Gleichzeitig sind Manganknollen wissenschaftlich hochinteressant, weil sie als Klima- und Umweltarchiv genutzt werden können. Manganknollen wachsen ähnlich wie eine Perle schalenförmig um einen Nukleus herum und zeichnen dabei viele Informationen über die jeweils herrschenden Umweltbedingungen auf. Da die Knollen sehr langsam wachsen, ermöglichen sie mit entsprechend feinen Analysemethoden eine sehr weit in die Erdgeschichte zurück reichende Umweltrekonstruktion.

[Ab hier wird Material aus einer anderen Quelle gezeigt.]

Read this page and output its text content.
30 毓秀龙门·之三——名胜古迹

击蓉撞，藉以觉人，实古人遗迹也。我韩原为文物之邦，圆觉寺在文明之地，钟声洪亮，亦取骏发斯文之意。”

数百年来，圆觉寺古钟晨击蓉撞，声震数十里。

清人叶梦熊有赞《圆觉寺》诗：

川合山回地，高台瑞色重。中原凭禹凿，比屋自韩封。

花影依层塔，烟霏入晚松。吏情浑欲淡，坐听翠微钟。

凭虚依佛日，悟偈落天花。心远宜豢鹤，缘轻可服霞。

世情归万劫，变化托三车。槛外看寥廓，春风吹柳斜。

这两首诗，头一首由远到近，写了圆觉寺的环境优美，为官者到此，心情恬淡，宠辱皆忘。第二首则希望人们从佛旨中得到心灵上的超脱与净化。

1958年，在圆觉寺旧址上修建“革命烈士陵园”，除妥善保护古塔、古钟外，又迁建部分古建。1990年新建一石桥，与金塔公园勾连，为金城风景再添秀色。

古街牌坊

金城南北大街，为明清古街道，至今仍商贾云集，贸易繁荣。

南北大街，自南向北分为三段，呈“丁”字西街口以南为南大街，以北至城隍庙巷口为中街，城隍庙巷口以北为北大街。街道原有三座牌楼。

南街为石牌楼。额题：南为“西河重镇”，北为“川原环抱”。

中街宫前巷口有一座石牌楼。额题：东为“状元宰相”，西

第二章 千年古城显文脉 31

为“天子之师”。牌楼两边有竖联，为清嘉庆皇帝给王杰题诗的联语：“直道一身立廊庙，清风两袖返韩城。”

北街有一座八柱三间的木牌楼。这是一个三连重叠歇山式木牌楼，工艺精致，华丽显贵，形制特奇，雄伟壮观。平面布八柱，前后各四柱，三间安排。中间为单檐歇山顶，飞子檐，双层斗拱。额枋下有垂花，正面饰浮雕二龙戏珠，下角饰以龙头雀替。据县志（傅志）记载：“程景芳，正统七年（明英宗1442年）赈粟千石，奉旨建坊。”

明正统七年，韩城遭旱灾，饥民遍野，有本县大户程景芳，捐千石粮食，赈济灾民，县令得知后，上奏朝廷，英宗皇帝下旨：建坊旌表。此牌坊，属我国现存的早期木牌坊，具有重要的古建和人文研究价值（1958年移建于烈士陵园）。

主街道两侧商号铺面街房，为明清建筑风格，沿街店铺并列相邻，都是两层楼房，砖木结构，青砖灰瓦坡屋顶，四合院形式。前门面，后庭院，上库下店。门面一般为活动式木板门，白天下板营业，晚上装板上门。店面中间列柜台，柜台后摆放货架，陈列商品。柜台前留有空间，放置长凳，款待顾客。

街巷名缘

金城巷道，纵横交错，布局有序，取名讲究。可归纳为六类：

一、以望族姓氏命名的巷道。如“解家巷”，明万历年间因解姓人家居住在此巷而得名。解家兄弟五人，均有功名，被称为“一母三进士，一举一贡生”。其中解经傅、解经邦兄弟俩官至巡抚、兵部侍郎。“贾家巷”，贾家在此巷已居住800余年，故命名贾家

Im diesem Jahr sind mehrere Ausfahrten der SONNE zu Manganknollenfeldern im Pazifik geplant. Dabei geht es unter anderem um die Frage, welche Rolle die Manganknollen für die Ökosysteme am Meeresboden spielen und welche Umweltrisiken mit einem möglichen Abbau der Knollen verbunden wären.
„Wir setzen unser geplantes Programm fort. Aber die gewonnenen Proben werden in den Laboren an Land auf jeden Fall eingehend untersucht. Jetzt sind wir gespannt, welche Überraschungen der Atlantik noch für uns bereithält", sagt Professor Devey. Am 26. Januar soll die Expedition in Santo Domingo (Dominikanische Republik) enden.